Department of Psychiatry and Psychotherapy, Heinrich-Heine-University, Düsseldorf, Rhineland State Clinics Düsseldorf, Bergische Landstraße 2, D-40629 Düsseldorf, Germany.
J Clin Psychiatry. 2011 Feb;72(2):205-18. doi: 10.4088/JCP.09m05459yel. Epub 2010 Jun 29.
After acute treatment of the first illness episode in schizophrenia, antipsychotic maintenance treatment is recommended for at least 1 year. Evidence for the optimal subsequent treatment is still scarce. Targeted intermittent treatment was found to be less effective than continuous treatment at preventing relapse in multiple episode patients; however, a post hoc analysis of our own data from a previous study suggested comparable efficacy of the 2 treatment approaches in first-episode patients. The current study was therefore designed to compare prospectively the relapse preventive efficacy of further maintenance treatment and targeted intermittent treatment in patients with ICD-10-diagnosed first-episode schizophrenia.
A randomized controlled trial was conducted within the German Research Network on Schizophrenia. Entry screening took place between November 2000 and May 2004. After 1 year of antipsychotic maintenance treatment, stable first-episode patients were randomly assigned to 12 months of further maintenance treatment or stepwise drug discontinuation and targeted intermittent treatment. In case of prodromal symptoms of an impending relapse, patients in both groups received early drug intervention, guided by a decision algorithm. The primary outcome measure was relapse (increase in the Positive and Negative Syndrome Scale positive score > 10, Clinical Global Impressions-Change score ≥ 6, and decrease in Global Assessment of Functioning score > 20 between 2 visits).
Of 96 first-episode patients, only 44 were eligible for the assigned treatment (maintenance treatment, n = 23; intermittent treatment, n = 21). The rates of relapse (19% vs 0%; P = .04) and deterioration (up to 57% vs 4%; P < .001) were significantly higher in the intermittent treatment group than in the maintenance treatment group, but quality-of-life scores were comparable. Intermittent treatment patients received a significantly lower amount of antipsychotics (in haloperidol equivalents; P < .001) and tended to show fewer side effects, particularly extrapyramidal side effects.

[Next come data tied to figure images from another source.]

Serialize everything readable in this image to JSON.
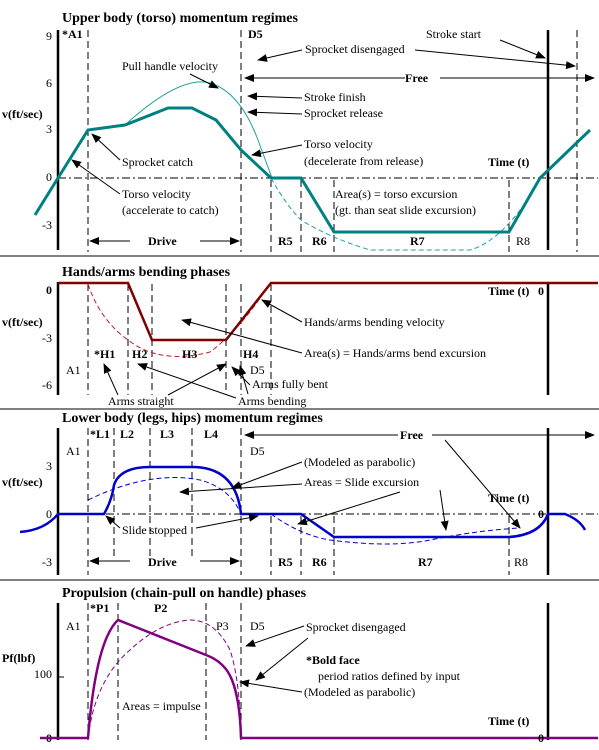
{
  "colors": {
    "teal": "#008080",
    "maroon": "#800000",
    "blue": "#0000cc",
    "purple": "#800080",
    "thin_teal": "#20a0a0",
    "dashed_red": "#c02020"
  },
  "panel1": {
    "title": "Upper body (torso) momentum regimes",
    "ylabel": "v(ft/sec)",
    "ticks": [
      "9",
      "6",
      "3",
      "0",
      "-3"
    ],
    "phase_A1": "*A1",
    "phase_D5": "D5",
    "time_label": "Time (t)",
    "drive": "Drive",
    "free": "Free",
    "r5": "R5",
    "r6": "R6",
    "r7": "R7",
    "r8": "R8",
    "labels": {
      "pull_handle_velocity": "Pull handle velocity",
      "sprocket_disengaged": "Sprocket disengaged",
      "stroke_start": "Stroke start",
      "stroke_finish": "Stroke finish",
      "sprocket_release": "Sprocket release",
      "torso_velocity_release": "Torso velocity",
      "decelerate_from_release": "(decelerate from release)",
      "sprocket_catch": "Sprocket catch",
      "torso_velocity_catch": "Torso velocity",
      "accelerate_to_catch": "(accelerate to catch)",
      "area_torso": "Area(s) = torso excursion",
      "area_torso_note": "(gt. than seat slide excursion)"
    }
  },
  "panel2": {
    "title": "Hands/arms bending phases",
    "ylabel": "v(ft/sec)",
    "ticks": [
      "0",
      "-3",
      "-6"
    ],
    "time_label": "Time (t)",
    "zero_right": "0",
    "a1": "A1",
    "d5": "D5",
    "h1": "*H1",
    "h2": "H2",
    "h3": "H3",
    "h4": "H4",
    "labels": {
      "hands_arms_velocity": "Hands/arms bending velocity",
      "area_hands": "Area(s) =  Hands/arms bend excursion",
      "arms_fully_bent": "Arms fully bent",
      "arms_straight": "Arms straight",
      "arms_bending": "Arms bending"
    }
  },
  "panel3": {
    "title": "Lower body (legs, hips) momentum regimes",
    "ylabel": "v(ft/sec)",
    "ticks": [
      "3",
      "0",
      "-3"
    ],
    "a1": "A1",
    "d5": "D5",
    "l1": "*L1",
    "l2": "L2",
    "l3": "L3",
    "l4": "L4",
    "free": "Free",
    "drive": "Drive",
    "time_label": "Time (t)",
    "zero_right": "0",
    "r5": "R5",
    "r6": "R6",
    "r7": "R7",
    "r8": "R8",
    "labels": {
      "modeled_parabolic": "(Modeled as parabolic)",
      "areas_slide": "Areas  =  Slide excursion",
      "slide_stopped": "Slide stopped"
    }
  },
  "panel4": {
    "title": "Propulsion (chain-pull on handle) phases",
    "ylabel": "Pf(lbf)",
    "ticks": [
      "100",
      "0"
    ],
    "a1": "A1",
    "p1": "*P1",
    "p2": "P2",
    "p3": "P3",
    "d5": "D5",
    "time_label": "Time (t)",
    "zero_right": "0",
    "labels": {
      "sprocket_disengaged": "Sprocket disengaged",
      "bold_face": "*Bold face",
      "period_ratios": "period ratios defined by input",
      "modeled_parabolic": "(Modeled as parabolic)",
      "areas_impulse": "Areas = impulse"
    }
  }
}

Maintenance treatment is more effective than targeted intermittent treatment in preventing relapse, even in stable first-episode patients after 1 year of maintenance treatment, and should be the preferred treatment option. However, about 50% of patients remain stable at a significantly lower drug dose and show fewer side effects, and a substantial proportion refuse maintenance treatment. Alternative long-term treatment strategies, including targeted intermittent treatment, should therefore be provided in individual cases.

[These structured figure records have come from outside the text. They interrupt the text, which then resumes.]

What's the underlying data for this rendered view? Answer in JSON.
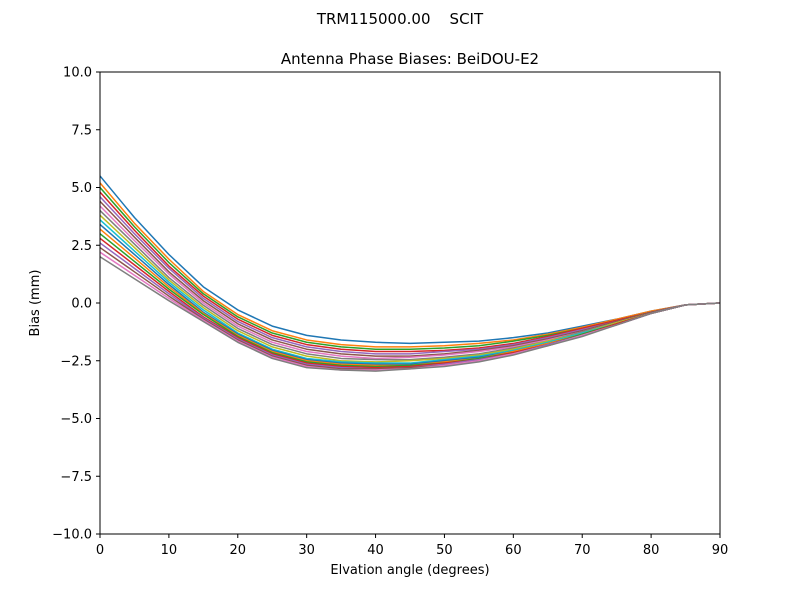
{
  "figure": {
    "suptitle": "TRM115000.00    SCIT"
  },
  "chart_data": {
    "type": "line",
    "title": "Antenna Phase Biases: BeiDOU-E2",
    "xlabel": "Elvation angle (degrees)",
    "ylabel": "Bias (mm)",
    "xlim": [
      0,
      90
    ],
    "ylim": [
      -10,
      10
    ],
    "xticks": [
      0,
      10,
      20,
      30,
      40,
      50,
      60,
      70,
      80,
      90
    ],
    "xtick_labels": [
      "0",
      "10",
      "20",
      "30",
      "40",
      "50",
      "60",
      "70",
      "80",
      "90"
    ],
    "yticks": [
      10,
      7.5,
      5,
      2.5,
      0,
      -2.5,
      -5,
      -7.5,
      -10
    ],
    "ytick_labels": [
      "10.0",
      "7.5",
      "5.0",
      "2.5",
      "0.0",
      "−2.5",
      "−5.0",
      "−7.5",
      "−10.0"
    ],
    "grid": false,
    "legend": "none",
    "x": [
      0,
      5,
      10,
      15,
      20,
      25,
      30,
      35,
      40,
      45,
      50,
      55,
      60,
      65,
      70,
      75,
      80,
      85,
      90
    ],
    "colors": [
      "#1f77b4",
      "#ff7f0e",
      "#2ca02c",
      "#d62728",
      "#9467bd",
      "#8c564b",
      "#e377c2",
      "#7f7f7f",
      "#bcbd22",
      "#17becf"
    ],
    "series": [
      {
        "values": [
          5.5,
          3.7,
          2.1,
          0.7,
          -0.3,
          -1.0,
          -1.4,
          -1.6,
          -1.7,
          -1.75,
          -1.7,
          -1.65,
          -1.5,
          -1.3,
          -1.0,
          -0.7,
          -0.35,
          -0.08,
          0.0
        ]
      },
      {
        "values": [
          5.2,
          3.45,
          1.9,
          0.5,
          -0.5,
          -1.2,
          -1.6,
          -1.8,
          -1.9,
          -1.9,
          -1.85,
          -1.75,
          -1.6,
          -1.35,
          -1.05,
          -0.7,
          -0.35,
          -0.08,
          0.0
        ]
      },
      {
        "values": [
          5.0,
          3.3,
          1.75,
          0.4,
          -0.6,
          -1.3,
          -1.7,
          -1.9,
          -2.0,
          -2.0,
          -1.95,
          -1.85,
          -1.65,
          -1.4,
          -1.1,
          -0.75,
          -0.4,
          -0.08,
          0.0
        ]
      },
      {
        "values": [
          4.8,
          3.15,
          1.6,
          0.3,
          -0.7,
          -1.4,
          -1.8,
          -2.0,
          -2.1,
          -2.1,
          -2.05,
          -1.95,
          -1.75,
          -1.45,
          -1.1,
          -0.75,
          -0.4,
          -0.08,
          0.0
        ]
      },
      {
        "values": [
          4.6,
          3.0,
          1.5,
          0.2,
          -0.8,
          -1.5,
          -1.9,
          -2.1,
          -2.2,
          -2.2,
          -2.1,
          -2.0,
          -1.8,
          -1.5,
          -1.15,
          -0.8,
          -0.4,
          -0.08,
          0.0
        ]
      },
      {
        "values": [
          4.4,
          2.85,
          1.35,
          0.1,
          -0.9,
          -1.6,
          -2.0,
          -2.2,
          -2.3,
          -2.3,
          -2.2,
          -2.05,
          -1.85,
          -1.55,
          -1.2,
          -0.8,
          -0.4,
          -0.08,
          0.0
        ]
      },
      {
        "values": [
          4.2,
          2.7,
          1.25,
          0.0,
          -1.0,
          -1.7,
          -2.1,
          -2.3,
          -2.4,
          -2.35,
          -2.25,
          -2.1,
          -1.9,
          -1.6,
          -1.25,
          -0.85,
          -0.45,
          -0.08,
          0.0
        ]
      },
      {
        "values": [
          4.0,
          2.55,
          1.1,
          -0.1,
          -1.1,
          -1.8,
          -2.2,
          -2.4,
          -2.45,
          -2.45,
          -2.35,
          -2.2,
          -1.95,
          -1.65,
          -1.25,
          -0.85,
          -0.45,
          -0.08,
          0.0
        ]
      },
      {
        "values": [
          3.8,
          2.4,
          1.0,
          -0.2,
          -1.2,
          -1.9,
          -2.3,
          -2.5,
          -2.55,
          -2.5,
          -2.4,
          -2.25,
          -2.0,
          -1.65,
          -1.3,
          -0.85,
          -0.45,
          -0.08,
          0.0
        ]
      },
      {
        "values": [
          3.6,
          2.25,
          0.9,
          -0.3,
          -1.3,
          -2.0,
          -2.4,
          -2.55,
          -2.6,
          -2.6,
          -2.45,
          -2.3,
          -2.05,
          -1.7,
          -1.3,
          -0.9,
          -0.45,
          -0.08,
          0.0
        ]
      },
      {
        "values": [
          3.4,
          2.1,
          0.8,
          -0.4,
          -1.35,
          -2.05,
          -2.45,
          -2.6,
          -2.65,
          -2.65,
          -2.5,
          -2.35,
          -2.1,
          -1.75,
          -1.35,
          -0.9,
          -0.45,
          -0.08,
          0.0
        ]
      },
      {
        "values": [
          3.2,
          1.95,
          0.7,
          -0.45,
          -1.4,
          -2.1,
          -2.5,
          -2.65,
          -2.7,
          -2.7,
          -2.55,
          -2.4,
          -2.1,
          -1.75,
          -1.35,
          -0.9,
          -0.45,
          -0.08,
          0.0
        ]
      },
      {
        "values": [
          3.0,
          1.8,
          0.6,
          -0.5,
          -1.45,
          -2.15,
          -2.55,
          -2.7,
          -2.75,
          -2.7,
          -2.6,
          -2.4,
          -2.15,
          -1.8,
          -1.35,
          -0.9,
          -0.45,
          -0.08,
          0.0
        ]
      },
      {
        "values": [
          2.8,
          1.65,
          0.5,
          -0.6,
          -1.5,
          -2.2,
          -2.6,
          -2.75,
          -2.8,
          -2.75,
          -2.6,
          -2.45,
          -2.15,
          -1.8,
          -1.4,
          -0.9,
          -0.45,
          -0.08,
          0.0
        ]
      },
      {
        "values": [
          2.6,
          1.5,
          0.4,
          -0.65,
          -1.55,
          -2.25,
          -2.65,
          -2.8,
          -2.85,
          -2.8,
          -2.65,
          -2.45,
          -2.2,
          -1.8,
          -1.4,
          -0.95,
          -0.45,
          -0.08,
          0.0
        ]
      },
      {
        "values": [
          2.4,
          1.35,
          0.3,
          -0.7,
          -1.6,
          -2.3,
          -2.7,
          -2.85,
          -2.85,
          -2.8,
          -2.7,
          -2.5,
          -2.2,
          -1.85,
          -1.4,
          -0.95,
          -0.45,
          -0.08,
          0.0
        ]
      },
      {
        "values": [
          2.2,
          1.2,
          0.2,
          -0.75,
          -1.65,
          -2.35,
          -2.75,
          -2.9,
          -2.9,
          -2.85,
          -2.7,
          -2.5,
          -2.2,
          -1.85,
          -1.4,
          -0.95,
          -0.45,
          -0.08,
          0.0
        ]
      },
      {
        "values": [
          2.0,
          1.05,
          0.1,
          -0.8,
          -1.7,
          -2.4,
          -2.8,
          -2.9,
          -2.95,
          -2.85,
          -2.75,
          -2.55,
          -2.25,
          -1.85,
          -1.45,
          -0.95,
          -0.45,
          -0.08,
          0.0
        ]
      }
    ]
  }
}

clinicaltrials.gov Identifier: NCT00159120.
精神分裂症首次发病发作后,建议进行至少 1 年的抗精神病药物维持治疗。对于后续最佳治疗的证据仍然很少。靶向间歇性治疗在预防多次发作患者复发方面被发现不如连续治疗有效;然而,我们之前一项研究的事后分析表明,两种治疗方法在首发患者中的疗效相当。因此,本研究旨在前瞻性比较 ICD-10 诊断的首发精神分裂症患者进一步维持治疗和靶向间歇性治疗的预防复发疗效。
在德国精神分裂症研究网络内进行了一项随机对照试验。入组筛查于 2000 年 11 月至 2004 年 5 月进行。抗精神病药物维持治疗 1 年后,稳定的首发患者被随机分配接受 12 个月的进一步维持治疗或逐步停药和靶向间歇性治疗。在出现即将复发的前驱症状时,两组患者均根据决策算法接受早期药物干预。主要结局指标为复发(阳性和阴性综合征量表阳性评分增加>10,临床总体印象-变化评分≥6,以及功能总体评估评分下降>20,在两次就诊之间)。
96 名首发患者中,只有 44 名符合分配治疗条件(维持治疗组 23 名;间歇性治疗组 21 名)。间歇性治疗组的复发率(19% vs 0%;P =.04)和恶化率(高达 57% vs 4%;P <.001)显著高于维持治疗组,但生活质量评分相当。间歇性治疗组患者接受的抗精神病药物量明显较低(以氟哌啶醇等效物计;P <.001),且倾向于出现较少的副作用,尤其是锥体外系副作用。
维持治疗在预防复发方面比靶向间歇性治疗更有效,即使在首发后 1 年进行维持治疗的稳定患者中也是如此,应作为首选治疗方案。然而,约 50%的患者在显著较低的药物剂量下仍保持稳定,且副作用较少,且相当一部分患者拒绝维持治疗。因此,应在个别情况下提供包括靶向间歇性治疗在内的替代长期治疗策略。
clinicaltrials.gov 标识符:NCT00159120。